Я пошёл другим путём – сказал: «Докажите». В итоге обвинитель заявил по поводу отсутствия доказательств вины, дословная цитата: «Потому что обвиняемый, скрываясь от следствия, два месяца разъезжал по городу в багажнике собственного автомобиля». Я просто смеялся в суде. О чём говорить с этими «функциями», временно исполняющими важные роли?

 

«Турпоездка» по глубинке

– Как считаешь, ты сидел зря?

– Нет. Я отсидел за всё то, что полезного натворил, хотя формально посадили за то, чего не делал. На что мне огорчаться, когда я видел стольких людей, кому ни за что дали по 5-7 лет.

Со мной сидел человек, которого обобрал банк. Он не сделал ничего противозаконного, просто взял кредит, отсидел 4 года, вышел нищим. Но я-то реально много чего полезного сделал. Я ему говорю: у нас с тобой прикольная ситуация – ты сидишь дофига за ни фига, а я ни фига за дофига.

Или ещё хуже: мальчик на дискотеке поругался с другим мальчиком, а он оказался из госнаркоконтроля и подбросил ему наркотик.

У нас судебная машина работает так, что показания людей в погонах для судьи – уже приговор. Любое слово, сказанное милиционером, воспринимается как истина в отношении человека, на которого он укажет пальцем. Потому что это сказало должностное лицо, облечённое полномочиями.

– Сегодня в регионе начались кадровые перемены – покинули посты три руководителя ключевых силовых ведомств. Ты веришь, что после этого всё изменится?

– Нет. Но эта тенденция может изменить стиль исполнения, ведь деятельность институтов зависит от личностей, которые их возглавляют и регулируют.

– При каких условиях возможны положительные изменения?
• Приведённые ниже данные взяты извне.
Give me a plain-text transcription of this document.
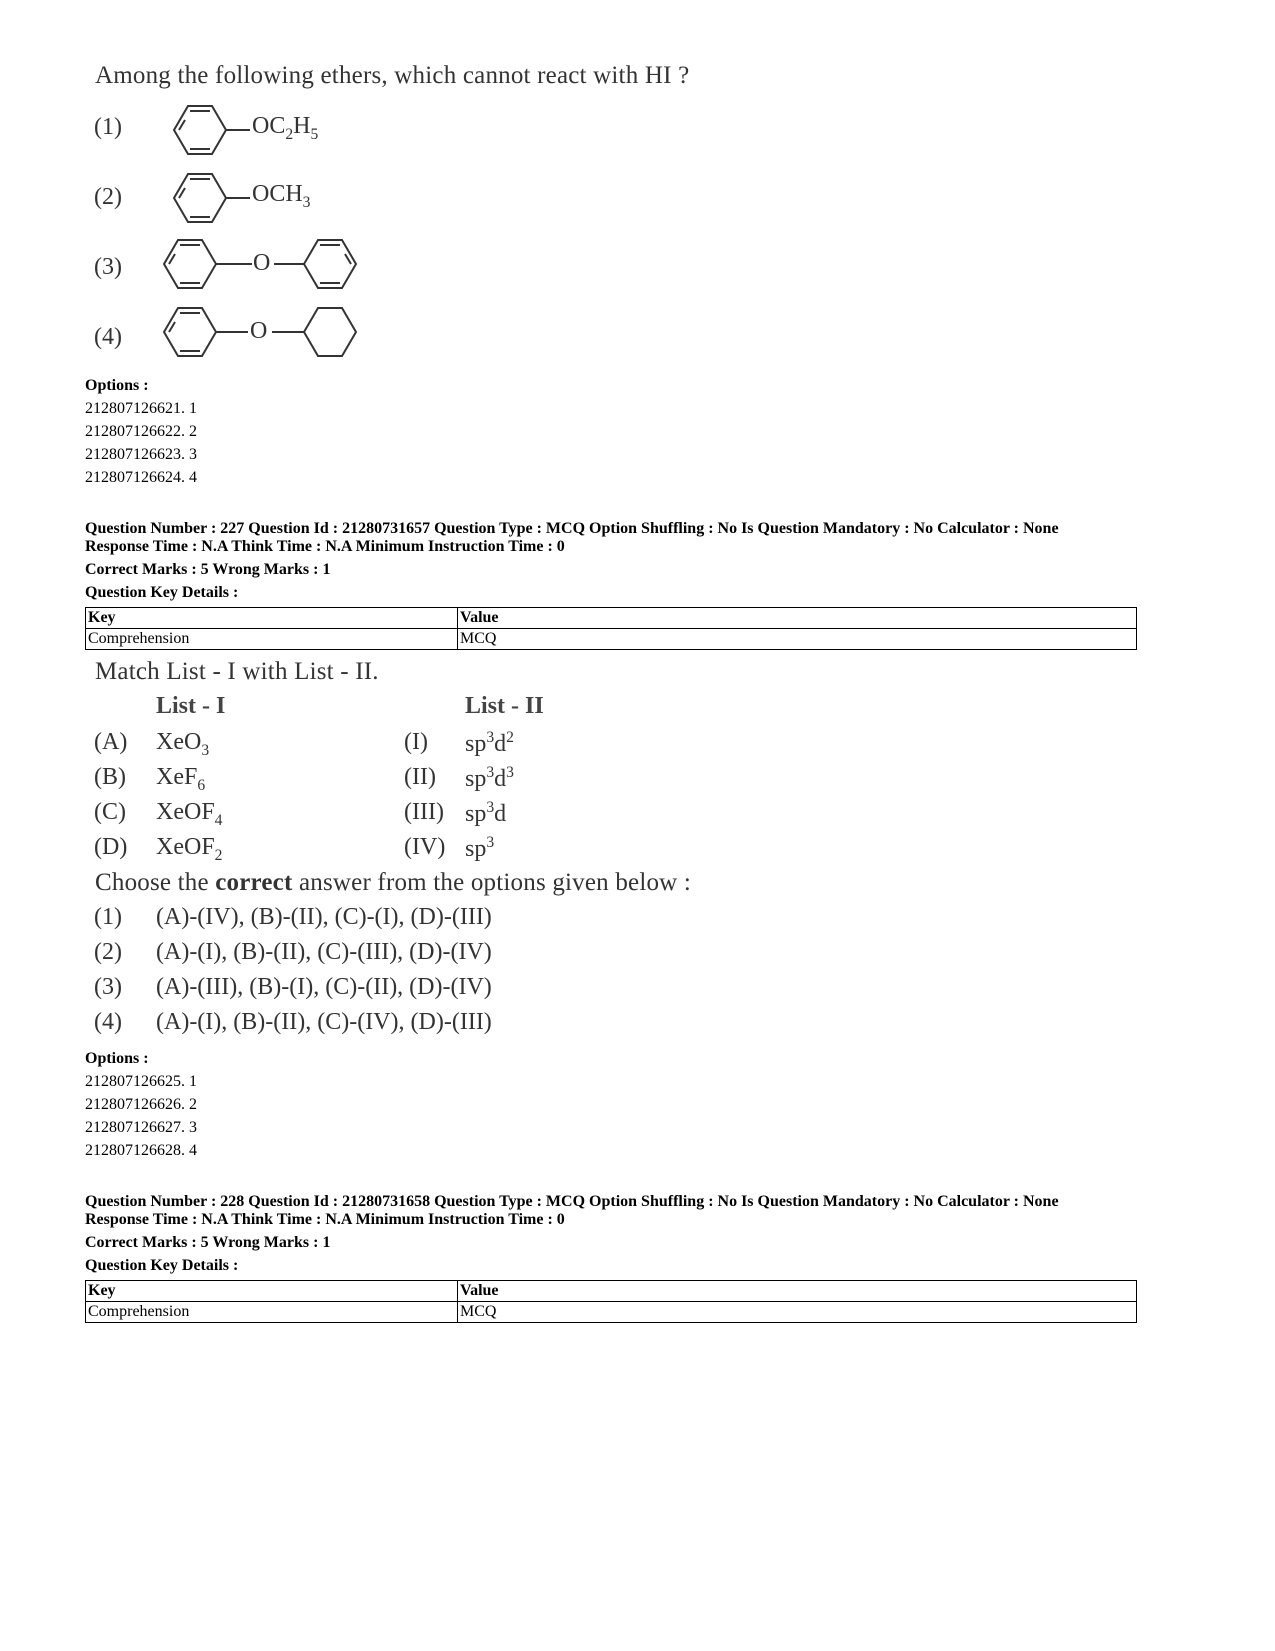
Among the following ethers, which cannot react with HI ?
(1)
(2)
(3)
(4)
$OC_2H_5$
$OCH_3$
O
O
Options :
212807126621. 1
212807126622. 2
212807126623. 3
212807126624. 4
Question Number : 227 Question Id : 21280731657 Question Type : MCQ Option Shuffling : No Is Question Mandatory : No Calculator : None
Response Time : N.A Think Time : N.A Minimum Instruction Time : 0
Correct Marks : 5 Wrong Marks : 1
Question Key Details :
Key	Value
Comprehension	MCQ
Match List - I with List - II.
List - I	List - II
(A) XeO$_3$	(I) $sp^3d^2$
(B) XeF$_6$	(II) $sp^3d^3$
(C) XeOF$_4$	(III) $sp^3d$
(D) XeOF$_2$	(IV) $sp^3$
Choose the correct answer from the options given below :
(1) (A)-(IV), (B)-(II), (C)-(I), (D)-(III)
(2) (A)-(I), (B)-(II), (C)-(III), (D)-(IV)
(3) (A)-(III), (B)-(I), (C)-(II), (D)-(IV)
(4) (A)-(I), (B)-(II), (C)-(IV), (D)-(III)
Options :
212807126625. 1
212807126626. 2
212807126627. 3
212807126628. 4
Question Number : 228 Question Id : 21280731658 Question Type : MCQ Option Shuffling : No Is Question Mandatory : No Calculator : None
Response Time : N.A Think Time : N.A Minimum Instruction Time : 0
Correct Marks : 5 Wrong Marks : 1
Question Key Details :
Key	Value
Comprehension	MCQ
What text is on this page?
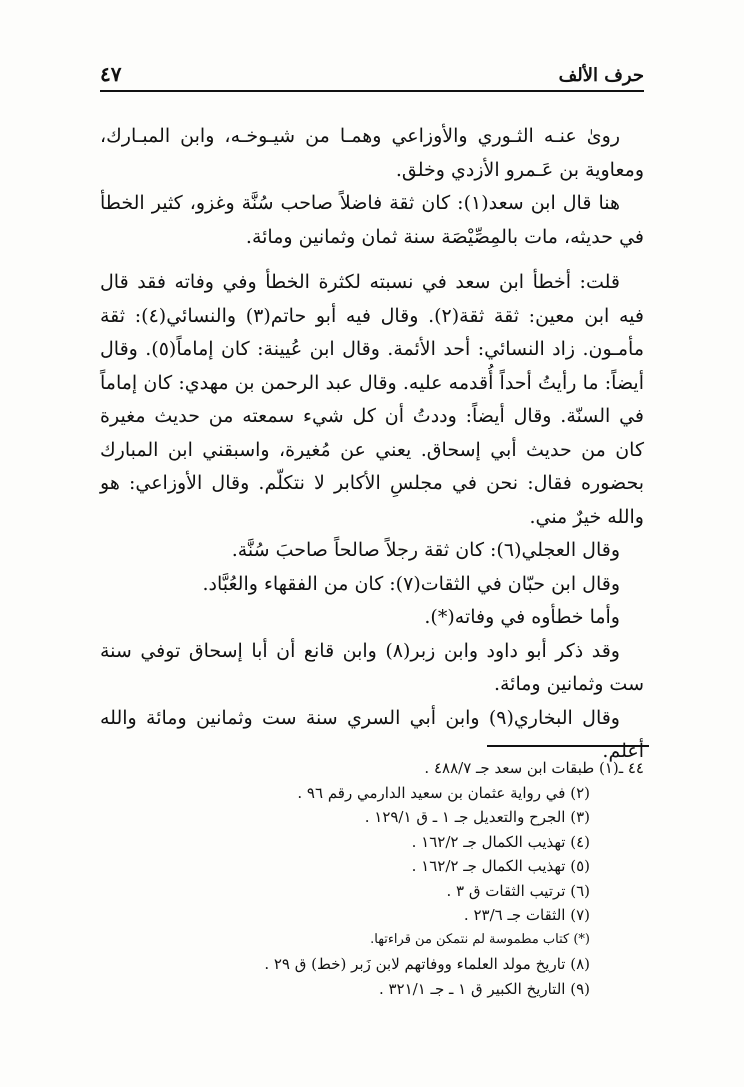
حرف الألف
٤٧

روىٰ عنـه الثـوري والأوزاعي وهمـا من شيـوخـه، وابن المبـارك، ومعاوية بن عَـمرو الأزدي وخلق.

هنا قال ابن سعد(١): كان ثقة فاضلاً صاحب سُنَّة وغزو، كثير الخطأ في حديثه، مات بالمِصِّيْصَة سنة ثمان وثمانين ومائة.

قلت: أخطأ ابن سعد في نسبته لكثرة الخطأ وفي وفاته فقد قال فيه ابن معين: ثقة ثقة(٢). وقال فيه أبو حاتم(٣) والنسائي(٤): ثقة مأمـون. زاد النسائي: أحد الأئمة. وقال ابن عُيينة: كان إماماً(٥). وقال أيضاً: ما رأيتُ أحداً أُقدمه عليه. وقال عبد الرحمن بن مهدي: كان إماماً في السنّة. وقال أيضاً: وددتُ أن كل شيء سمعته من حديث مغيرة كان من حديث أبي إسحاق. يعني عن مُغيرة، واسبقني ابن المبارك بحضوره فقال: نحن في مجلسِ الأكابر لا نتكلّم. وقال الأوزاعي: هو والله خيرٌ مني.

وقال العجلي(٦): كان ثقة رجلاً صالحاً صاحبَ سُنَّة.

وقال ابن حبّان في الثقات(٧): كان من الفقهاء والعُبَّاد.

وأما خطأوه في وفاته(*).

وقد ذكر أبو داود وابن زبر(٨) وابن قانع أن أبا إسحاق توفي سنة ست وثمانين ومائة.

وقال البخاري(٩) وابن أبي السري سنة ست وثمانين ومائة والله أعلم.

٤٤ ـ(١) طبقات ابن سعد جـ ٤٨٨/٧ .
(٢) في رواية عثمان بن سعيد الدارمي رقم ٩٦ .
(٣) الجرح والتعديل جـ ١ ـ ق ١٢٩/١ .
(٤) تهذيب الكمال جـ ١٦٢/٢ .
(٥) تهذيب الكمال جـ ١٦٢/٢ .
(٦) ترتيب الثقات ق ٣ .
(٧) الثقات جـ ٢٣/٦ .
(*) كتاب مطموسة لم نتمكن من قراءتها.
(٨) تاريخ مولد العلماء ووفاتهم لابن زَبر (خط) ق ٢٩ .
(٩) التاريخ الكبير ق ١ ـ جـ ٣٢١/١ .
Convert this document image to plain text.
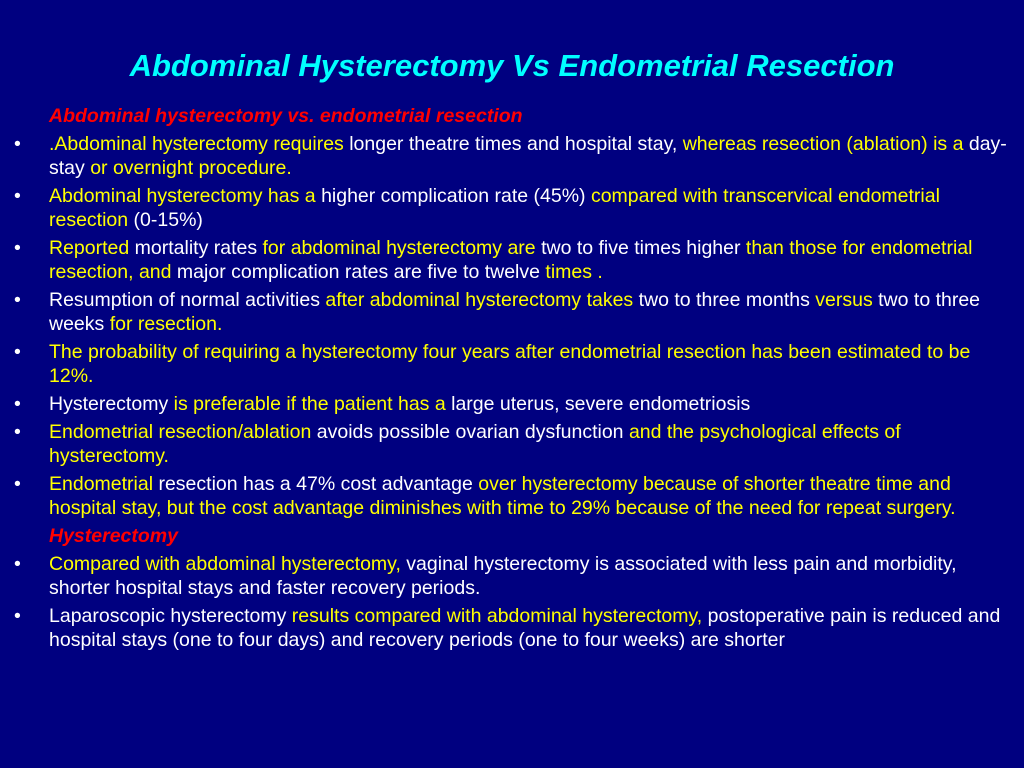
Abdominal Hysterectomy Vs Endometrial Resection
Abdominal hysterectomy vs. endometrial resection
• .Abdominal hysterectomy requires longer theatre times and hospital stay, whereas resection (ablation) is a day-stay or overnight procedure.
• Abdominal hysterectomy has a higher complication rate (45%) compared with transcervical endometrial resection (0-15%)
• Reported mortality rates for abdominal hysterectomy are two to five times higher than those for endometrial resection, and major complication rates are five to twelve times .
• Resumption of normal activities after abdominal hysterectomy takes two to three months versus two to three weeks for resection.
• The probability of requiring a hysterectomy four years after endometrial resection has been estimated to be 12%.
• Hysterectomy is preferable if the patient has a large uterus, severe endometriosis
• Endometrial resection/ablation avoids possible ovarian dysfunction and the psychological effects of hysterectomy.
• Endometrial resection has a 47% cost advantage over hysterectomy because of shorter theatre time and hospital stay, but the cost advantage diminishes with time to 29% because of the need for repeat surgery.
Hysterectomy
• Compared with abdominal hysterectomy, vaginal hysterectomy is associated with less pain and morbidity, shorter hospital stays and faster recovery periods.
• Laparoscopic hysterectomy results compared with abdominal hysterectomy, postoperative pain is reduced and hospital stays (one to four days) and recovery periods (one to four weeks) are shorter
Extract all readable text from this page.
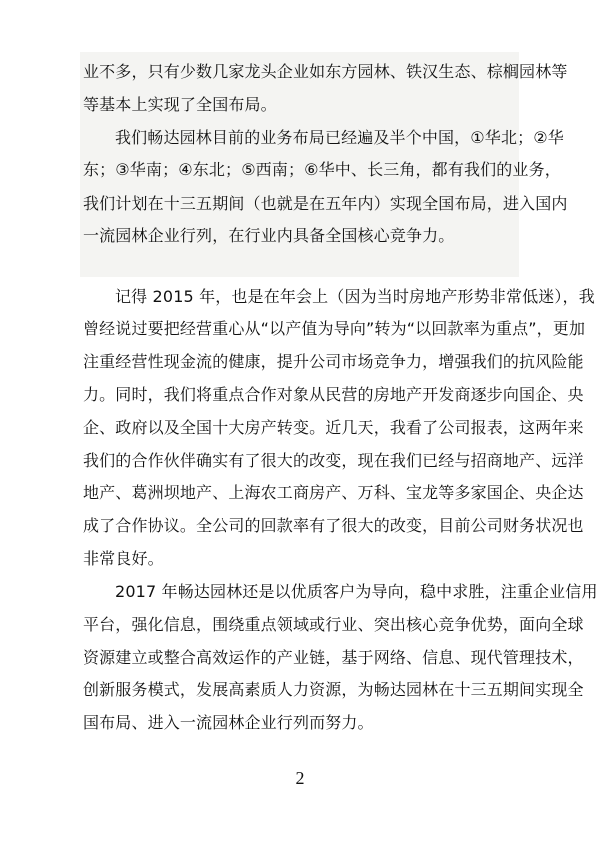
业不多，只有少数几家龙头企业如东方园林、铁汉生态、棕榈园林等

等基本上实现了全国布局。

我们畅达园林目前的业务布局已经遍及半个中国，①华北；②华

东；③华南；④东北；⑤西南；⑥华中、长三角，都有我们的业务，

我们计划在十三五期间（也就是在五年内）实现全国布局，进入国内

一流园林企业行列，在行业内具备全国核心竞争力。

记得 2015 年，也是在年会上（因为当时房地产形势非常低迷），我

曾经说过要把经营重心从“以产值为导向”转为“以回款率为重点”，更加

注重经营性现金流的健康，提升公司市场竞争力，增强我们的抗风险能

力。同时，我们将重点合作对象从民营的房地产开发商逐步向国企、央

企、政府以及全国十大房产转变。近几天，我看了公司报表，这两年来

我们的合作伙伴确实有了很大的改变，现在我们已经与招商地产、远洋

地产、葛洲坝地产、上海农工商房产、万科、宝龙等多家国企、央企达

成了合作协议。全公司的回款率有了很大的改变，目前公司财务状况也

非常良好。

2017 年畅达园林还是以优质客户为导向，稳中求胜，注重企业信用

平台，强化信息，围绕重点领域或行业、突出核心竞争优势，面向全球

资源建立或整合高效运作的产业链，基于网络、信息、现代管理技术，

创新服务模式，发展高素质人力资源，为畅达园林在十三五期间实现全

国布局、进入一流园林企业行列而努力。

2
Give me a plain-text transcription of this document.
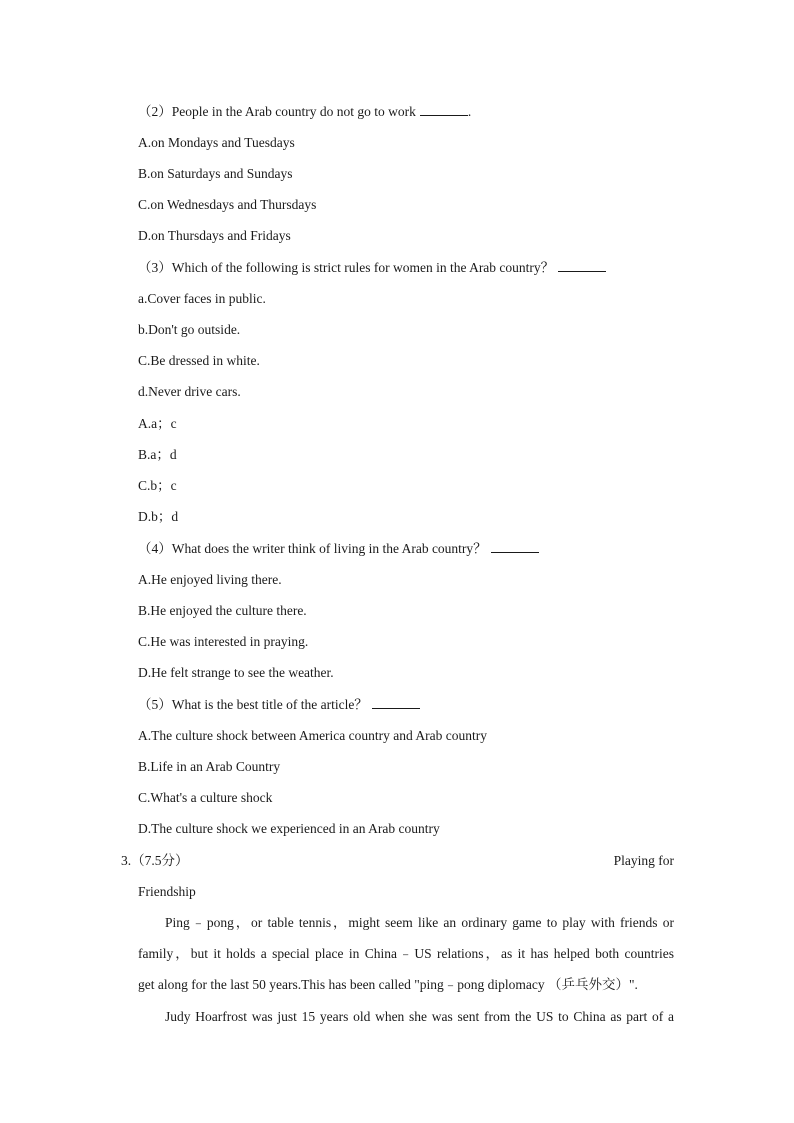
（2）People in the Arab country do not go to work	.
A.on Mondays and Tuesdays
B.on Saturdays and Sundays
C.on Wednesdays and Thursdays
D.on Thursdays and Fridays
（3）Which of the following is strict rules for women in the Arab country？
a.Cover faces in public.
b.Don't go outside.
C.Be dressed in white.
d.Never drive cars.
A.a；c
B.a；d
C.b；c
D.b；d
（4）What does the writer think of living in the Arab country？
A.He enjoyed living there.
B.He enjoyed the culture there.
C.He was interested in praying.
D.He felt strange to see the weather.
（5）What is the best title of the article？
A.The culture shock between America country and Arab country
B.Life in an Arab Country
C.What's a culture shock
D.The culture shock we experienced in an Arab country
3.（7.5分）	Playing for
Friendship
Ping﹣pong，or table tennis，might seem like an ordinary game to play with friends or
family，but it holds a special place in China﹣US relations，as it has helped both countries
get along for the last 50 years.This has been called "ping﹣pong diplomacy （乒乓外交）".
Judy Hoarfrost was just 15 years old when she was sent from the US to China as part of a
– Должна уйти уверенность руководящей верхушки, что должностное лицо всегда право. И измениться «культурная среда», которая породила такую уверенность. Путь один: сверху надо дать сигнал. Чтобы конкретный судья, прокурор, следователь – кто по нарисованным материалам людей направлял на реальные сроки – ответили за сделанное. Они же уверены в безнаказанности, в халяве и в том, что им все должны. Поэтому это может сделать только первое лицо и только чёткими, понятными действиями.

Пока не верю, что положительные изменения возможны.

– Ты не испытываешь сожаления по поводу того, что пришлось пройти тюремный опыт?

– Я побывал в «турпоездке» по нашей глубинке. Страшного ничего в тюрьме нет – выспитесь, почитаете книжки, узнаете, чем живёт обычный народ. Ведь что такое работа журналиста – это постоянный социальный эксперимент. Один коллега сказал, что я посидел за всех, чтобы остальные не задавали неудобные вопросы серьёзным людям. А ещё моё обвинение совпало с вниманием к блогерам – отчитались и по этому направлению.

– Ты будешь дальше заниматься тем же?

– Когда отвращение пройдет, может быть. Пока не вижу смысла. Я приносил пользу этой стране. И меня она, моя родина, по всем пунктам предала. А, собственно, не предала эта страна только тех, кто за неё погиб. Я не погиб, только посидел. У меня там прошёл прекрасный процесс очищения кармы, я чист, как стёклышко.

Но срок для меня ещё продолжается – в виде запрета на профессиональную деятельность.

Оптимизма нет. Потому что, когда страна просто не даёт работать и затыкает рот – это одно, а когда согласованно, планомерно убивает, есть один логический выход: мы с ней не уживёмся. И пока я не вижу будущего ни у этой страны, ни у себя в этой стране.